¿Puede una IA predecir el lenguaje de la mutación viral?

Los virus conducen a existencia bastante repetitiva. Entran en una celda, secuestran su maquinaria para convertirla en una fotocopiadora viral, y esas copias se dirigen a otras celdas armadas con instrucciones para hacer lo mismo. Así va, una y otra vez. Pero con cierta frecuencia, en medio de este repetido copiar y pegar, las cosas se confunden. Surgen mutaciones en las copias. A veces, una mutación significa que no se produce un aminoácido y que una proteína vital no se pliega, por lo que la versión viral va al cubo de basura de la historia evolutiva. A veces, la mutación no hace nada en absoluto, porque diferentes secuencias que codifican las mismas proteínas compensan el error. Pero de vez en cuando, las mutaciones van perfectamente bien. Los cambios no afectan la capacidad del virus para existir; en cambio, producen un cambio útil, como hacer que el virus sea irreconocible para las defensas inmunológicas de una persona. Cuando eso permite que el virus evite los anticuerpos generados a partir de infecciones pasadas o de una vacuna, se dice que esa variante mutante del virus ha “escapado”.

Los científicos siempre están atentos a las señales de un posible escape. Eso es cierto para el SARS-CoV-2, a medida que surgen nuevas cepas y los científicos investigan qué podrían significar los cambios genéticos para una vacuna de larga duración. (Hasta ahora, las cosas se ven bien). También es lo que confunde a los investigadores que estudian la influenza y el VIH, que habitualmente evaden nuestras defensas inmunológicas. Entonces, en un esfuerzo por ver lo que posiblemente vendrá, los investigadores crean mutantes hipotéticos en el laboratorio y ven si pueden evadir los anticuerpos tomados de pacientes recientes o receptores de vacunas. Pero el código genético ofrece demasiadas posibilidades de probar cada rama evolutiva que el virus podría tomar con el tiempo. Es cuestión de mantenerse al día.

El invierno pasado, Brian Hie, biólogo computacional del MIT y fanático de la poesía lírica de John Donne, estaba pensando en este problema cuando se topó con una analogía: ¿Qué pasaría si pensáramos en secuencias virales como pensamos en el lenguaje escrito? Cada secuencia viral tiene una especie de gramática, razonó: un conjunto de reglas que debe seguir para ser ese virus en particular. Cuando las mutaciones violan esa gramática, el virus llega a un callejón sin salida evolutivo. En términos de virología, carece de “aptitud”. También como el lenguaje, desde la perspectiva del sistema inmunológico, también se podría decir que la secuencia tiene una especie de semántica. Hay algunas secuencias que el sistema inmunológico puede interpretar y, por lo tanto, detener el virus con anticuerpos y otras defensas, y otras que no puede. Entonces, un escape viral podría verse como un cambio que preserva la gramática de la secuencia pero cambia su significado.

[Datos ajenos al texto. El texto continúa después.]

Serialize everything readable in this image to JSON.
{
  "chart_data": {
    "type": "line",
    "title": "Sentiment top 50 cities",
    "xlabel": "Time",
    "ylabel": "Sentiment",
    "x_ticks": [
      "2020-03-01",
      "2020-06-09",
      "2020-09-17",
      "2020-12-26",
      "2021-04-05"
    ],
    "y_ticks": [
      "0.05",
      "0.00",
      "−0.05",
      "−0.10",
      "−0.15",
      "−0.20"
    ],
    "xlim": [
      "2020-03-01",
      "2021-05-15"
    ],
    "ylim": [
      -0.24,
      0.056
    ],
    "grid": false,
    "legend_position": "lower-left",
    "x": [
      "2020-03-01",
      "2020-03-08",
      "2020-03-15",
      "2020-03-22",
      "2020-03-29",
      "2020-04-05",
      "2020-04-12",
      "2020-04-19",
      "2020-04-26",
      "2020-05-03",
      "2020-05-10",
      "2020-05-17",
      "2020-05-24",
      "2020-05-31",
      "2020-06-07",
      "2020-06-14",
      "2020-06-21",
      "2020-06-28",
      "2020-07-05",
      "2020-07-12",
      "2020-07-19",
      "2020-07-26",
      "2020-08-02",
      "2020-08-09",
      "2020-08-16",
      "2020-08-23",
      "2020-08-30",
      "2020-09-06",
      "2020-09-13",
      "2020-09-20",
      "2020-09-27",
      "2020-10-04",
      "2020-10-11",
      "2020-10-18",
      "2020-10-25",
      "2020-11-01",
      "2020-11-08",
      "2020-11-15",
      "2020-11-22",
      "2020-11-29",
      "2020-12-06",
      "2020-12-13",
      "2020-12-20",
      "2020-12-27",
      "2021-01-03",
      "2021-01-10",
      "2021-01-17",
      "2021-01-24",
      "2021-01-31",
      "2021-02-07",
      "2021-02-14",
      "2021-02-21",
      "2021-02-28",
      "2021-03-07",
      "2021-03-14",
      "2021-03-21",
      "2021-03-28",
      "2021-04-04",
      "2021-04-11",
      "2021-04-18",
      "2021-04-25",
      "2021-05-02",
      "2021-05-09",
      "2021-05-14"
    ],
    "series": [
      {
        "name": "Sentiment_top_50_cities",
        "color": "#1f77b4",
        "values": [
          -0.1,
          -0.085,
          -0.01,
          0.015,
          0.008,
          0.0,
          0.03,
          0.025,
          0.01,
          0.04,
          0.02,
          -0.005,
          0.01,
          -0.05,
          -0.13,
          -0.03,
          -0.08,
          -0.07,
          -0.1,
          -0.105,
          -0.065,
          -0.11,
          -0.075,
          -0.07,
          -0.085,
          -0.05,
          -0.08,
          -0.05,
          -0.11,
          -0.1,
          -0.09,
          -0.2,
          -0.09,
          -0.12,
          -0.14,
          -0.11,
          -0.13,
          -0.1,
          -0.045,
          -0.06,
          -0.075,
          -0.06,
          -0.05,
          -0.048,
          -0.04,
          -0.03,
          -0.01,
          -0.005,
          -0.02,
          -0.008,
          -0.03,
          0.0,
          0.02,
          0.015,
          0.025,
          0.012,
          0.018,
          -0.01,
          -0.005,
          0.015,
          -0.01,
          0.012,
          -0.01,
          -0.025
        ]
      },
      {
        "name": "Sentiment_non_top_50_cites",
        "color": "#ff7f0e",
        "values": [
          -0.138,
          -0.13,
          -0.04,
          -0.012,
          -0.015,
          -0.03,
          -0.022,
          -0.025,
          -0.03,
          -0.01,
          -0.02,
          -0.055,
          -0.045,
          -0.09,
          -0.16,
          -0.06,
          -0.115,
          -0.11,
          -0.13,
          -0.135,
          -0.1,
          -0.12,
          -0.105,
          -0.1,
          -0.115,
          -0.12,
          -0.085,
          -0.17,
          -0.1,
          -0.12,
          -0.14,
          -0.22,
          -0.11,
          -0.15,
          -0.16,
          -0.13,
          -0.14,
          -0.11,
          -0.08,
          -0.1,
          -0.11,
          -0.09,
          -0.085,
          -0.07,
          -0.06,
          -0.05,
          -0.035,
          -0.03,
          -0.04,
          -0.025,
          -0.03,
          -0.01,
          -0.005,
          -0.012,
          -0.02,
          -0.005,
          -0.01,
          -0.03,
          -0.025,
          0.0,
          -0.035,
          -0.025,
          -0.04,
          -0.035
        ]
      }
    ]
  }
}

La analogía tenía una elegancia simple, casi demasiado simple. Pero para Hie, también era práctico. En los últimos años, los sistemas de inteligencia artificial se han vuelto muy buenos para modelar principios de gramática y semántica en el lenguaje humano. Lo hacen entrenando un sistema con conjuntos de datos de miles de millones de palabras, organizadas en oraciones y párrafos, de las cuales el sistema deriva patrones. De esta manera, sin que se le indique ninguna regla específica, el sistema aprende dónde deben ir las comas y cómo estructurar una cláusula. También se puede decir que intuye el significado de ciertas secuencias —palabras y frases— basándose en los muchos contextos en los que aparecen a lo largo del conjunto de datos. Son patrones, todo el camino hacia abajo. Así es como los modelos de lenguaje más avanzados, como el GPT-3 de OpenAI, puede aprender a producir una prosa perfectamente gramatical que se las arregle para mantenerse razonablemente en el tema.

Una ventaja de esta idea es que se puede generalizar. Para un modelo de aprendizaje automático, una secuencia es una secuencia, ya sea que esté organizada en sonetos o aminoácidos. Según Jeremy Howard, investigador de inteligencia artificial en la Universidad de San Francisco y experto en modelos de lenguaje, la aplicación de dichos modelos a secuencias biológicas puede ser fructífera. Con suficientes datos de, digamos, secuencias genéticas de virus que se sabe que son infecciosos, el modelo aprenderá implícitamente algo sobre cómo se estructuran los virus infecciosos. “Ese modelo tendrá mucho conocimiento sofisticado y complejo”, dice. Sabía que este era el caso. Su asesora graduada, la científica informática Bonnie Berger, había realizado anteriormente un trabajo similar con otro de los miembros de su laboratorio, utilizando IA para predecir patrones de plegamiento de proteínas.